Location
- 321 East 3rd Street Bethlehem, Pennsylvania 18105 United States
- 40°36′43″N 75°22′31″W﻿ / ﻿40.6120491027832°N 75.37539672851562°W

Information
- Type: Charter arts school
- Established: September 2003
- NCES District ID: 4200099
- President: Christina Lincoln, Superintendent and CEO
- Principal: Jennifer Levernier
- Faculty: 58.69 (on an FTE basis)
- Enrollment: 550 (2024-25)
- Student to teacher ratio: 9.37
- Campus type: Small City
- Website: www.charterarts.org

= Lehigh Valley Charter High School for the Arts =

Lehigh Valley Charter High School for the Arts, or Charter Arts, is an audition-based, tuition-free public charter school located in downtown Bethlehem, Pennsylvania, in the Lehigh Valley region of eastern Pennsylvania. As of the 2022-23 school year, the school had an enrollment of 550 students, according to National Center for Education Statistics data.

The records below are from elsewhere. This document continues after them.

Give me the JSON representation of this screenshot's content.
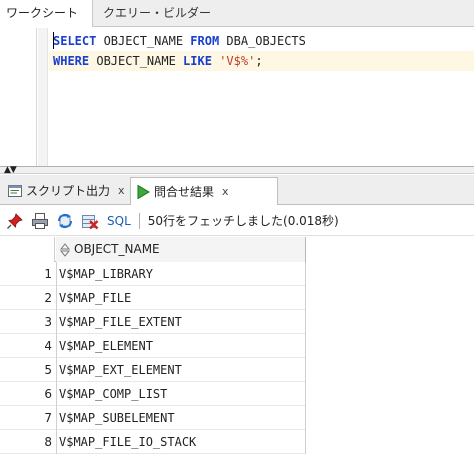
{
  "worksheet_tabs": [
    {
      "label": "ワークシート"
    },
    {
      "label": "クエリー・ビルダー"
    }
  ],
  "editor": {
    "line1": {
      "kw1": "SELECT",
      "t1": " OBJECT_NAME ",
      "kw2": "FROM",
      "t2": " DBA_OBJECTS"
    },
    "line2": {
      "kw1": "WHERE",
      "t1": " OBJECT_NAME ",
      "kw2": "LIKE",
      "t2": " ",
      "str": "'V$%'",
      "t3": ";"
    }
  },
  "splitter": {
    "arrows": "▲▼"
  },
  "result_tabs": [
    {
      "label": "スクリプト出力",
      "close": "x",
      "icon": "script-output-icon"
    },
    {
      "label": "問合せ結果",
      "close": "x",
      "icon": "run-query-icon"
    }
  ],
  "toolbar": {
    "sql_label": "SQL",
    "status": "50行をフェッチしました(0.018秒)",
    "icons": [
      "pin-icon",
      "print-icon",
      "refresh-icon",
      "clear-icon"
    ]
  },
  "grid": {
    "column_header": "OBJECT_NAME",
    "rows": [
      {
        "num": "1",
        "value": "V$MAP_LIBRARY"
      },
      {
        "num": "2",
        "value": "V$MAP_FILE"
      },
      {
        "num": "3",
        "value": "V$MAP_FILE_EXTENT"
      },
      {
        "num": "4",
        "value": "V$MAP_ELEMENT"
      },
      {
        "num": "5",
        "value": "V$MAP_EXT_ELEMENT"
      },
      {
        "num": "6",
        "value": "V$MAP_COMP_LIST"
      },
      {
        "num": "7",
        "value": "V$MAP_SUBELEMENT"
      },
      {
        "num": "8",
        "value": "V$MAP_FILE_IO_STACK"
      }
    ]
  },
  "colors": {
    "keyword": "#1a3fd1",
    "string": "#c0392b",
    "accent": "#1a5fb4"
  }
}
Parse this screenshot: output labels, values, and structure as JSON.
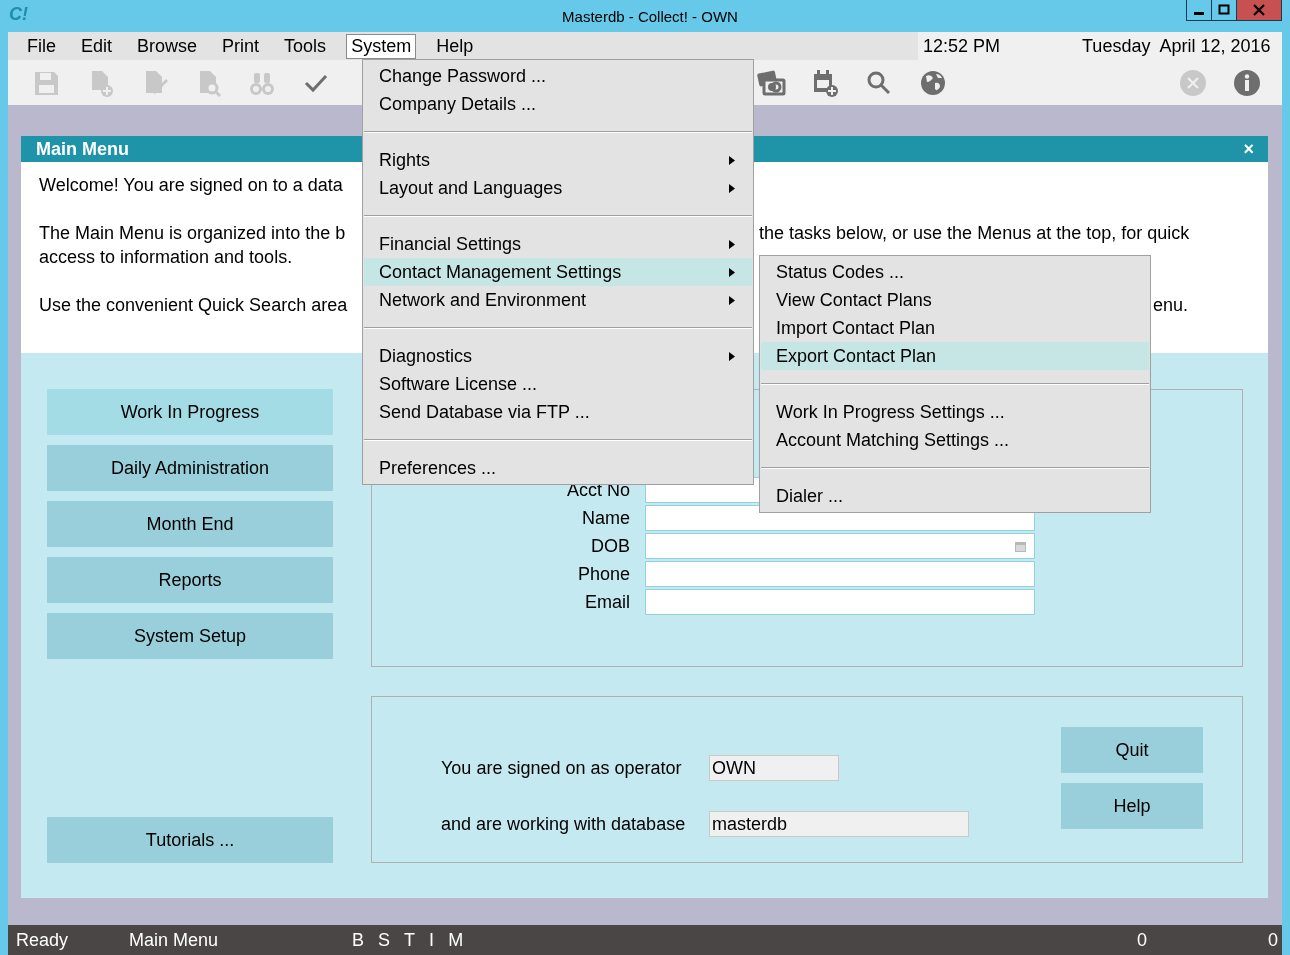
{
  "window": {
    "logo": "C!",
    "title": "Masterdb - Collect! - OWN"
  },
  "menu_bar": [
    {
      "label": "File",
      "selected": false
    },
    {
      "label": "Edit",
      "selected": false
    },
    {
      "label": "Browse",
      "selected": false
    },
    {
      "label": "Print",
      "selected": false
    },
    {
      "label": "Tools",
      "selected": false
    },
    {
      "label": "System",
      "selected": true
    },
    {
      "label": "Help",
      "selected": false
    }
  ],
  "clock": {
    "time": "12:52 PM",
    "day": "Tuesday",
    "date": "April 12, 2016"
  },
  "toolbar": [
    {
      "disabled": true
    },
    {
      "disabled": true
    },
    {
      "disabled": true
    },
    {
      "disabled": true
    },
    {
      "disabled": true
    },
    {
      "disabled": false
    },
    {
      "disabled": false
    },
    {
      "disabled": false
    },
    {
      "disabled": false
    },
    {
      "disabled": false
    },
    {
      "disabled": true
    },
    {
      "disabled": false
    }
  ],
  "main_menu": {
    "title": "Main Menu",
    "close": "×",
    "intro": [
      {
        "lines": [
          {
            "text": "Welcome! You are signed on to a data"
          }
        ]
      },
      {
        "lines": [
          {
            "text": "The Main Menu is organized into the b",
            "continued": "the tasks below, or use the Menus at the top, for quick"
          },
          {
            "text": "access to information and tools."
          }
        ]
      },
      {
        "lines": [
          {
            "text": "Use the convenient Quick Search area",
            "continued": "enu."
          }
        ]
      }
    ],
    "nav_buttons": [
      {
        "label": "Work In Progress",
        "hovered": true
      },
      {
        "label": "Daily Administration",
        "hovered": false
      },
      {
        "label": "Month End",
        "hovered": false
      },
      {
        "label": "Reports",
        "hovered": false
      },
      {
        "label": "System Setup",
        "hovered": false
      }
    ],
    "tutorials": {
      "label": "Tutorials ...",
      "hovered": false
    },
    "quick_search": {
      "fields": [
        {
          "label": "Acct No",
          "kind": "text"
        },
        {
          "label": "Name",
          "kind": "text"
        },
        {
          "label": "DOB",
          "kind": "date"
        },
        {
          "label": "Phone",
          "kind": "text"
        },
        {
          "label": "Email",
          "kind": "text"
        }
      ]
    },
    "session": {
      "operator_label": "You are signed on as operator",
      "operator": "OWN",
      "database_label": "and are working with database",
      "database": "masterdb"
    },
    "actions": [
      {
        "label": "Quit"
      },
      {
        "label": "Help"
      }
    ]
  },
  "status_bar": {
    "status": "Ready",
    "view": "Main Menu",
    "indicators": [
      "B",
      "S",
      "T",
      "I",
      "M"
    ],
    "counts": [
      "0",
      "0"
    ]
  },
  "system_menu": {
    "groups": [
      {
        "items": [
          {
            "label": "Change Password ...",
            "has_submenu": false,
            "selected": false
          },
          {
            "label": "Company Details ...",
            "has_submenu": false,
            "selected": false
          }
        ]
      },
      {
        "items": [
          {
            "label": "Rights",
            "has_submenu": true,
            "selected": false
          },
          {
            "label": "Layout and Languages",
            "has_submenu": true,
            "selected": false
          }
        ]
      },
      {
        "items": [
          {
            "label": "Financial Settings",
            "has_submenu": true,
            "selected": false
          },
          {
            "label": "Contact Management Settings",
            "has_submenu": true,
            "selected": true
          },
          {
            "label": "Network and Environment",
            "has_submenu": true,
            "selected": false
          }
        ]
      },
      {
        "items": [
          {
            "label": "Diagnostics",
            "has_submenu": true,
            "selected": false
          },
          {
            "label": "Software License ...",
            "has_submenu": false,
            "selected": false
          },
          {
            "label": "Send Database via FTP ...",
            "has_submenu": false,
            "selected": false
          }
        ]
      },
      {
        "items": [
          {
            "label": "Preferences ...",
            "has_submenu": false,
            "selected": false
          }
        ]
      }
    ]
  },
  "contact_submenu": {
    "groups": [
      {
        "items": [
          {
            "label": "Status Codes ...",
            "has_submenu": false,
            "selected": false
          },
          {
            "label": "View Contact Plans",
            "has_submenu": false,
            "selected": false
          },
          {
            "label": "Import Contact Plan",
            "has_submenu": false,
            "selected": false
          },
          {
            "label": "Export Contact Plan",
            "has_submenu": false,
            "selected": true
          }
        ]
      },
      {
        "items": [
          {
            "label": "Work In Progress Settings ...",
            "has_submenu": false,
            "selected": false
          },
          {
            "label": "Account Matching Settings ...",
            "has_submenu": false,
            "selected": false
          }
        ]
      },
      {
        "items": [
          {
            "label": "Dialer ...",
            "has_submenu": false,
            "selected": false
          }
        ]
      }
    ]
  }
}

The school first opened in September 2003 under the name Lehigh Valley Charter High School for the Performing Arts or LVPA prior to changing to its current name in 2012, abbreviated LVCA. Students major in one of seven artistic areas: dance, theatre, instrumental music, vocal music, visual art, literary arts, or production arts. As of the 2019-2020 school year, figure skating is no longer a major.

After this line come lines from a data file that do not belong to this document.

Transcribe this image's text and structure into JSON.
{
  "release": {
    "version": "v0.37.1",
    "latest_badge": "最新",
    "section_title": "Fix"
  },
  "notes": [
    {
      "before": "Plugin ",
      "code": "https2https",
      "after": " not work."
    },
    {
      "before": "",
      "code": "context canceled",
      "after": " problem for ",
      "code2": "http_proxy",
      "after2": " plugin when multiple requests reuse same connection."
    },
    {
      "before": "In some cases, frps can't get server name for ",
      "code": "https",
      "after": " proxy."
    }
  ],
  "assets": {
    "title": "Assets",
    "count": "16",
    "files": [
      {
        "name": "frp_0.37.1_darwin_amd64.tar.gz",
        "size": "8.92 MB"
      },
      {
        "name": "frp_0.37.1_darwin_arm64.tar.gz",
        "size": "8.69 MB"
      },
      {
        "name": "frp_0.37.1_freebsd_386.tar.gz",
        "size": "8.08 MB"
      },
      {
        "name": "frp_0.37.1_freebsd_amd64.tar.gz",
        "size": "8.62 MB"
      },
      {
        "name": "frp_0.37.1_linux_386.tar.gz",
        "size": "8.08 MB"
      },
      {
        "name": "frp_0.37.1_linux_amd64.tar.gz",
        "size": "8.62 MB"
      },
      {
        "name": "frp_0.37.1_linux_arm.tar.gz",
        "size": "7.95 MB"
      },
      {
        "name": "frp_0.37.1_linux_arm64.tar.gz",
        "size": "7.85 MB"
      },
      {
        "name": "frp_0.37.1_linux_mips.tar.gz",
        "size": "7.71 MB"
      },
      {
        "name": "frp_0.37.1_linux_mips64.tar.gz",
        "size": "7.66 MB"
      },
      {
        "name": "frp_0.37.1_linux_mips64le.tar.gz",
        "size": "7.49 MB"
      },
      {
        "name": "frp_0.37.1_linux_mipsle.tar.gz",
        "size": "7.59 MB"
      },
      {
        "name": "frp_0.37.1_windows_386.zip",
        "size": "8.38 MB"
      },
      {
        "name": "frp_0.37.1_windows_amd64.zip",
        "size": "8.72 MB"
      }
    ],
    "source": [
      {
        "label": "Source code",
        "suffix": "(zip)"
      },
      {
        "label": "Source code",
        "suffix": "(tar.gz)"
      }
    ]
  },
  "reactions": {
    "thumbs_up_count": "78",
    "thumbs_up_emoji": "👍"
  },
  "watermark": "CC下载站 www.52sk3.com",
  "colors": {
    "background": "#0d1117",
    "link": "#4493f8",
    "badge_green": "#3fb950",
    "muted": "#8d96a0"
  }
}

Students commute to the school daily from over 40 surrounding Pennsylvania school districts.

The school has core courses at the College Preparatory (CP), Honors, and Advanced Placement (AP) levels. The course catalog consists of more than 200 courses ranging from traditional core courses to comprehensive courses in the arts. Advanced placement courses are available in English, Math, American History, Science, Art History, Music Theory and Spanish.

In September 2015, the school opened a new 87,000 square-foot facility.